Rule #7: The Kitchen Sink

kitchen sinkIn order to promote peace in the marriage and remove a potential feeding ground for a constructive trust, I have found it helpful to address the issue of household expenses and duties. Here is a sample clause:

"John and Susan will share in the monthly household and family expenses in proportions from time to time adjusted directly between themselves and maintain a single joint bank account for this purpose. Also, they will share household duties including, but not limited to, cleaning, laundry, errands, gardening, shopping, cooking, and entertaining. These household duties do not constitute contributions to the maintenance and operation of the family residence entitling John and Susan to claim compensation or an interest in property not otherwise provided for in this Agreement."

Rule #8: The Other Kitchen Sink

To be safe, all good pre-nuptials end with a number of wrap-up clauses, just in case the previous111-pages of legalese was not enough. For example:

"By this Agreement, John and Susan also seek to pre-determine support obligations should their relationship end, and avoid acrimony and litigation in that unlikely event.

"John and Susan are both aware that the law provides for judicial intervention in some circumstances if this Agreement is found to be unfair now or in the future and because of that, both confirm that each of them relies on this Agreement to be enforced according to its terms, that either of them may choose not to pursue economic opportunities because of their relationship but each party recognizes that certain sacrifices will be made within, and because of, the relationship, and the consequences of those choices will not be used to avoid the terms of this Agreement.

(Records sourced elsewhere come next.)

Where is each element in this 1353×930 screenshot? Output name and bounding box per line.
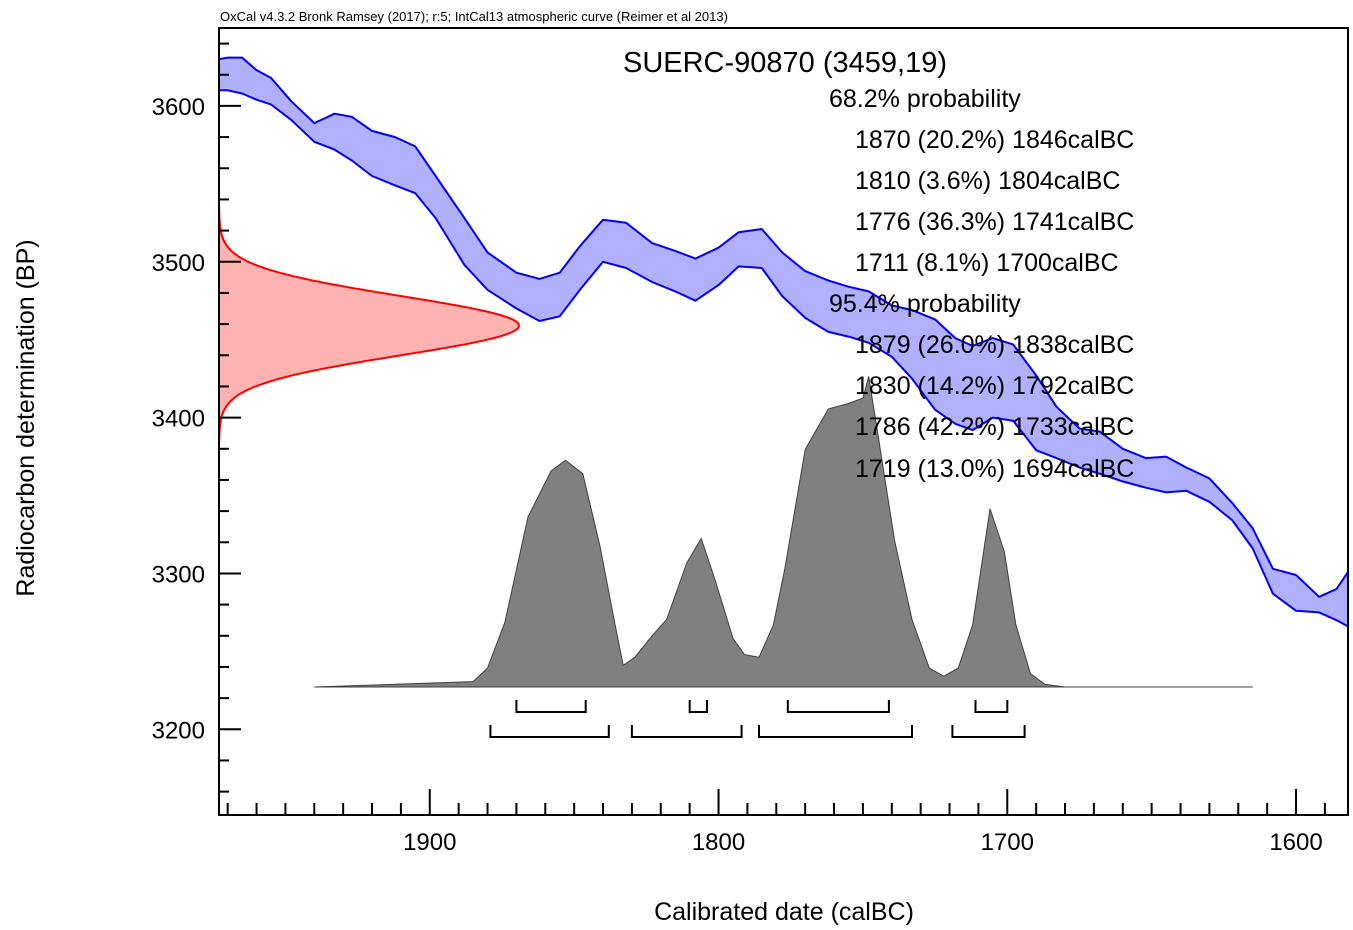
probability-text-block: 68.2% probability 1870 (20.2%) 1846calBC… [829, 85, 1134, 483]
y-tick-label: 3300 [152, 561, 205, 588]
range-68-bracket-2 [688, 700, 708, 713]
prob-line-68-2: 1810 (3.6%) 1804calBC [855, 167, 1120, 195]
range-68-bracket-4 [974, 700, 1009, 713]
x-tick-label: 1800 [692, 829, 745, 856]
measurement-distribution [219, 206, 521, 446]
range-95-bracket-2 [630, 725, 743, 738]
prob-line-68-3: 1776 (36.3%) 1741calBC [855, 208, 1134, 236]
y-tick-label: 3200 [152, 717, 205, 744]
plot-content [219, 56, 1348, 738]
prob-line-68-4: 1711 (8.1%) 1700calBC [855, 249, 1119, 277]
chart-header: OxCal v4.3.2 Bronk Ramsey (2017); r:5; I… [220, 9, 728, 24]
range-68-bracket-3 [786, 700, 890, 713]
prob-line-95-2: 1830 (14.2%) 1792calBC [855, 372, 1134, 400]
calibration-curve-band [219, 56, 1348, 628]
prob-line-95-3: 1786 (42.2%) 1733calBC [855, 413, 1134, 441]
x-axis-label: Calibrated date (calBC) [654, 898, 914, 926]
range-95-bracket-4 [951, 725, 1026, 738]
prob-heading-68: 68.2% probability [829, 85, 1021, 113]
prob-line-68-1: 1870 (20.2%) 1846calBC [855, 126, 1134, 154]
y-axis-label: Radiocarbon determination (BP) [12, 239, 40, 596]
y-tick-label: 3600 [152, 94, 205, 121]
axes: 1900 1800 1700 1600 3200 3300 3400 3500 3600 [152, 27, 1349, 856]
posterior-distribution [314, 376, 1253, 688]
plot-area [219, 56, 1348, 738]
plot-frame [218, 27, 1349, 816]
chart-title: SUERC-90870 (3459,19) [623, 47, 947, 79]
range-95-bracket-1 [489, 725, 610, 738]
prob-line-95-4: 1719 (13.0%) 1694calBC [855, 455, 1134, 483]
x-tick-label: 1900 [403, 829, 456, 856]
range-95-bracket-3 [758, 725, 913, 738]
prob-heading-95: 95.4% probability [829, 290, 1021, 318]
prob-line-95-1: 1879 (26.0%) 1838calBC [855, 331, 1134, 359]
range-68-bracket-1 [515, 700, 587, 713]
x-tick-label: 1700 [981, 829, 1034, 856]
x-tick-label: 1600 [1269, 829, 1322, 856]
y-tick-label: 3500 [152, 250, 205, 277]
y-tick-label: 3400 [152, 406, 205, 433]
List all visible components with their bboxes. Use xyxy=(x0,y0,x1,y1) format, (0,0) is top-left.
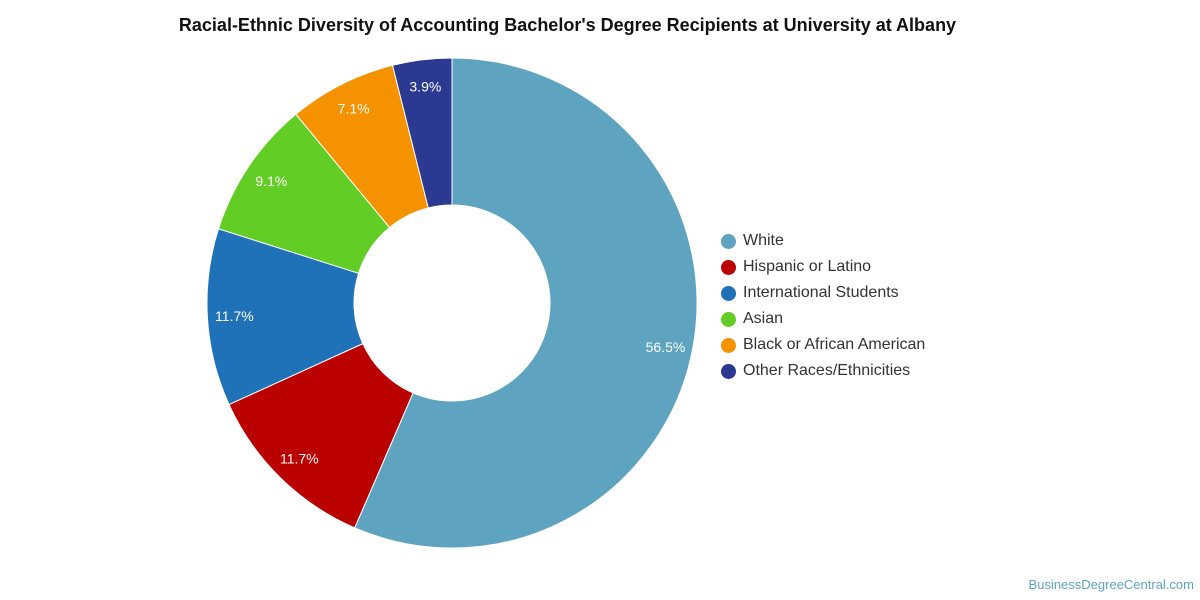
legend-label: Black or African American xyxy=(743,336,926,353)
legend-item-asian[interactable]: Asian xyxy=(721,306,925,332)
legend-label: White xyxy=(743,232,784,249)
legend-label: Asian xyxy=(743,310,784,327)
legend-label: International Students xyxy=(743,284,899,301)
legend-item-other-races-ethnicities[interactable]: Other Races/Ethnicities xyxy=(721,358,925,384)
legend-item-black-or-african-american[interactable]: Black or African American xyxy=(721,332,925,358)
legend-item-hispanic-or-latino[interactable]: Hispanic or Latino xyxy=(721,254,925,280)
legend-swatch xyxy=(721,233,736,249)
legend-item-white[interactable]: White xyxy=(721,228,925,254)
data-label-black-or-african-american: 7.1% xyxy=(338,100,370,116)
slice-white[interactable] xyxy=(354,57,698,549)
data-labels-group: 56.5% 11.7% 11.7% 9.1% 7.1% 3.9% xyxy=(215,79,685,467)
slice-hispanic-or-latino[interactable] xyxy=(228,342,414,529)
chart-title: Racial-Ethnic Diversity of Accounting Ba… xyxy=(178,15,957,35)
legend: White Hispanic or Latino International Stu… xyxy=(721,228,925,384)
source-credit[interactable]: BusinessDegreeCentral.com xyxy=(1028,577,1194,592)
slice-other-races-ethnicities[interactable] xyxy=(391,57,453,209)
legend-swatch xyxy=(721,285,736,301)
legend-label: Other Races/Ethnicities xyxy=(743,362,911,379)
legend-swatch xyxy=(721,363,736,379)
legend-item-international-students[interactable]: International Students xyxy=(721,280,925,306)
legend-swatch xyxy=(721,311,736,327)
data-label-asian: 9.1% xyxy=(255,173,287,189)
legend-swatch xyxy=(721,259,736,275)
data-label-other-races-ethnicities: 3.9% xyxy=(409,79,441,95)
data-label-hispanic-or-latino: 11.7% xyxy=(280,451,319,467)
legend-swatch xyxy=(721,337,736,353)
legend-label: Hispanic or Latino xyxy=(743,258,872,275)
slice-international-students[interactable] xyxy=(206,228,364,406)
slices-group xyxy=(206,57,698,549)
data-label-white: 56.5% xyxy=(646,339,686,355)
data-label-international-students: 11.7% xyxy=(215,308,254,324)
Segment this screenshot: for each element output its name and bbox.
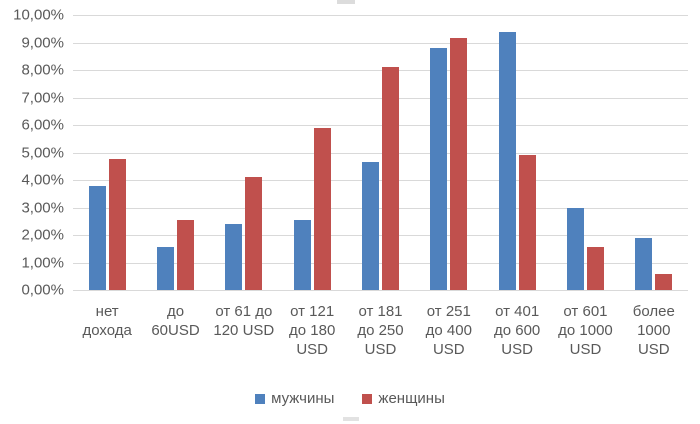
bar-женщины[interactable] [245, 177, 263, 290]
gridline [73, 97, 688, 99]
gridline [73, 42, 688, 44]
x-category-label: от 251 до 400 USD [425, 303, 472, 358]
y-tick-label: 3,00% [21, 199, 64, 216]
y-tick-label: 2,00% [21, 226, 64, 244]
gridline [73, 152, 688, 154]
y-axis: 10,00% 9,00% 8,00% 7,00% 6,00% 5,00% 4,00% 3,00… [0, 7, 64, 299]
bar-group [415, 15, 483, 290]
plot-area [73, 15, 688, 291]
selection-handle-top [337, 0, 355, 4]
gridline [73, 290, 688, 291]
y-tick-label: 6,00% [21, 116, 64, 134]
bar-groups [73, 15, 688, 290]
bar-мужчины[interactable] [225, 224, 243, 290]
gridline [73, 207, 688, 209]
bar-мужчины[interactable] [566, 207, 584, 290]
bar-женщины[interactable] [108, 159, 126, 290]
gridline [73, 125, 688, 126]
bar-женщины[interactable] [313, 127, 331, 290]
legend-label: мужчины [271, 390, 335, 407]
gridline [73, 15, 688, 16]
bar-group [620, 15, 688, 290]
bar-group [210, 15, 278, 290]
bar-мужчины[interactable] [293, 219, 311, 290]
selection-handle-bottom [343, 417, 359, 421]
y-tick-label: 0,00% [21, 281, 64, 299]
gridline [73, 70, 688, 71]
y-tick-label: 9,00% [21, 34, 64, 51]
x-category-label: нет дохода [82, 303, 132, 339]
x-axis: нет дохода до 60USD от 61 до 120 USD от 121 до … [73, 302, 688, 359]
y-tick-label: 4,00% [21, 171, 64, 189]
bar-женщины[interactable] [518, 155, 536, 290]
bar-мужчины[interactable] [156, 247, 174, 290]
x-category-label: от 181 до 250 USD [357, 303, 404, 358]
bar-group [73, 15, 141, 290]
bar-женщины[interactable] [586, 247, 604, 290]
bar-group [141, 15, 209, 290]
gridline [73, 180, 688, 181]
bar-мужчины[interactable] [361, 162, 379, 290]
bar-мужчины[interactable] [635, 237, 653, 290]
y-tick-label: 7,00% [21, 89, 64, 106]
bar-женщины[interactable] [176, 219, 194, 290]
gridline [73, 235, 688, 236]
bar-group [483, 15, 551, 290]
bar-женщины[interactable] [381, 67, 399, 290]
y-tick-label: 8,00% [21, 61, 64, 79]
bar-group [346, 15, 414, 290]
legend-item-женщины[interactable]: женщины [362, 390, 445, 407]
bar-женщины[interactable] [655, 273, 673, 290]
bar-мужчины[interactable] [498, 31, 516, 290]
y-tick-label: 1,00% [21, 254, 64, 271]
bar-женщины[interactable] [450, 38, 468, 290]
x-category-label: от 401 до 600 USD [493, 303, 541, 358]
x-category-label: более 1000 USD [632, 303, 675, 358]
x-category-label: от 121 до 180 USD [289, 303, 336, 358]
bar-group [278, 15, 346, 290]
x-category-label: от 61 до 120 USD [213, 303, 275, 339]
legend-swatch-icon [255, 393, 266, 404]
legend-item-мужчины[interactable]: мужчины [255, 390, 334, 407]
x-category-label: от 601 до 1000 USD [558, 303, 613, 358]
y-tick-label: 10,00% [13, 6, 64, 24]
bar-group [551, 15, 619, 290]
x-category-label: до 60USD [151, 303, 200, 339]
bar-мужчины[interactable] [88, 185, 106, 290]
legend-label: женщины [378, 390, 445, 407]
gridline [73, 262, 688, 264]
y-tick-label: 5,00% [21, 144, 64, 161]
bar-мужчины[interactable] [430, 48, 448, 290]
legend-swatch-icon [362, 393, 373, 404]
legend: мужчины женщины [0, 390, 700, 407]
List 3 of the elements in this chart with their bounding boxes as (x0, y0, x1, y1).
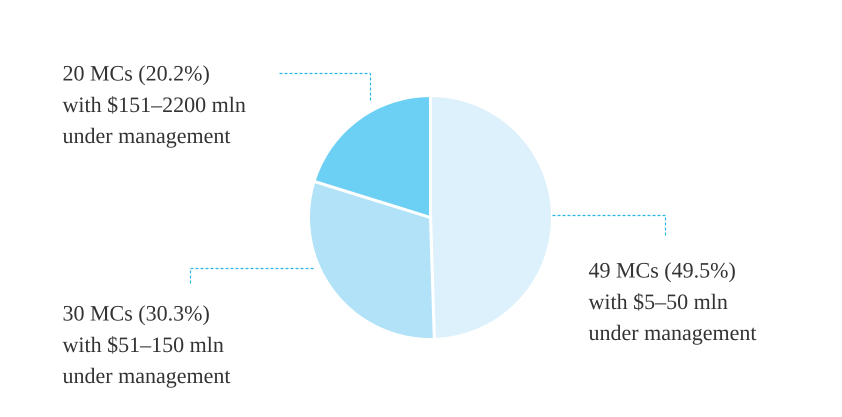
slice-label: 49 MCs (49.5%) with $5–50 mln under management (588, 258, 756, 345)
slice-label: 20 MCs (20.2%) with $151–2200 mln under management (62, 60, 246, 148)
slice-label: 30 MCs (30.3%) with $51–150 mln under management (62, 300, 230, 388)
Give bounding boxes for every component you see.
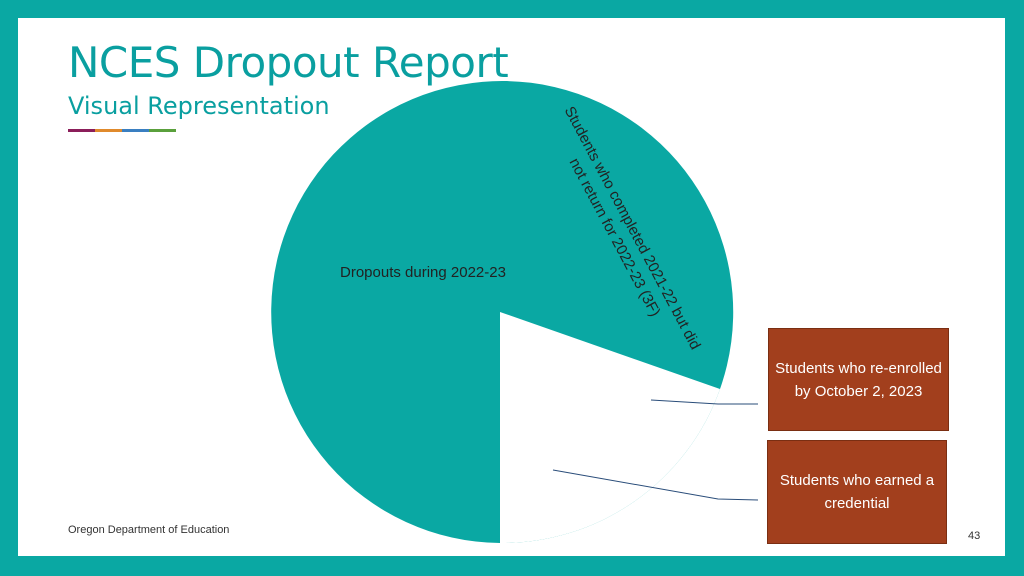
connector-line-2 [552,469,759,501]
dropouts-label: Dropouts during 2022-23 [340,264,506,281]
pie-cutout [500,312,720,544]
accent-segment [68,129,95,132]
accent-segment [95,129,122,132]
page-number: 43 [968,530,981,542]
callout-reenrolled: Students who re-enrolled by October 2, 2… [768,328,949,431]
accent-bar [68,129,176,132]
slide: NCES Dropout Report Visual Representatio… [18,18,1005,556]
page-title: NCES Dropout Report [68,38,509,87]
footer-organization: Oregon Department of Education [68,524,230,536]
accent-segment [122,129,149,132]
connector-line-1 [650,399,758,405]
callout-credential: Students who earned a credential [767,440,947,544]
page-subtitle: Visual Representation [68,92,330,120]
pie-diagram [271,81,759,544]
accent-segment [149,129,176,132]
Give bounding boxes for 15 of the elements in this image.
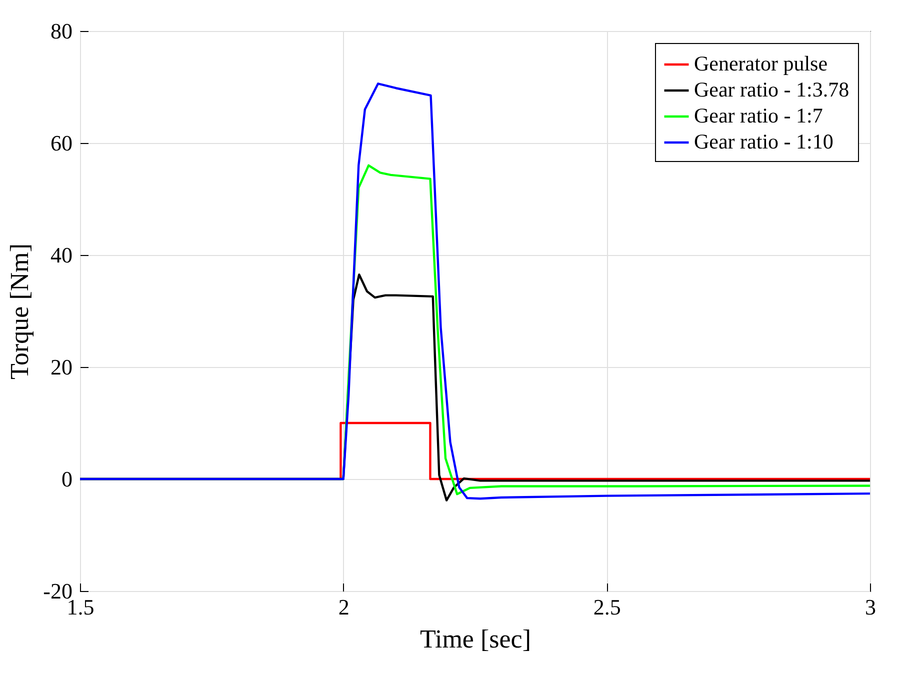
- x-tick-label: 3: [865, 594, 876, 620]
- x-axis-title: Time [sec]: [420, 624, 531, 654]
- line-series: [80, 82, 870, 500]
- legend-label: Gear ratio - 1:3.78: [694, 78, 850, 102]
- y-tick-label: 40: [50, 242, 72, 268]
- y-tick-label: 60: [50, 130, 72, 156]
- y-tick-label: 0: [62, 466, 72, 492]
- x-tick-label: 2.5: [593, 594, 621, 620]
- legend-label: Gear ratio - 1:7: [694, 104, 823, 128]
- x-tick-label: 2: [338, 594, 350, 620]
- y-axis-title: Torque [Nm]: [5, 243, 34, 380]
- legend-label: Gear ratio - 1:10: [694, 130, 834, 154]
- y-tick-label: 80: [50, 18, 72, 44]
- y-tick-label: 20: [50, 354, 72, 380]
- legend-label: Generator pulse: [694, 52, 828, 76]
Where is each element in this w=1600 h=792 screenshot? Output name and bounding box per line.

"Further, each of John and Susan acknowledge that each of them is prepared to abide by the terms of this Agreement because each recognizes that the importance to each of them of being able to rely on the Agreement far outweighs the risk that it may operate unfairly at some future date, and the impossibility of returning the parties to the positions they occupied before they entered this Agreement would make any variation, however fair viewed solely in the changed circumstances, unfair on the whole because all dealings with their property during the course of their relationship will have been based on the binding nature of this Agreement"

Rule #9: The Icing

Any prenuptial or marriage agreement must contain the following self-explanatory clause, or something similar:

"Both John and Susan recognize the importance of obtaining independent legal advice before signing this document and that each have been given ample opportunity to do so and that the failure of either or both of John or Susan shall not be used as a grounds to later apply to a court to set aside  this agreement in whole or in part."


A rock-solid pre-nuptial agreement does not exist and is not possible in Canada until and unless our Supreme Court in Ottawa gives us a clear judgment that they will hold prospective spouses to their pre-nuptial bargain. Every decade a case gets to the court and family law lawyers hold their breath hoping for that glorious day ... only to be disappointed once again. But while we wait for that day, there is a lot that can be done to give brides and grooms some peace of mind.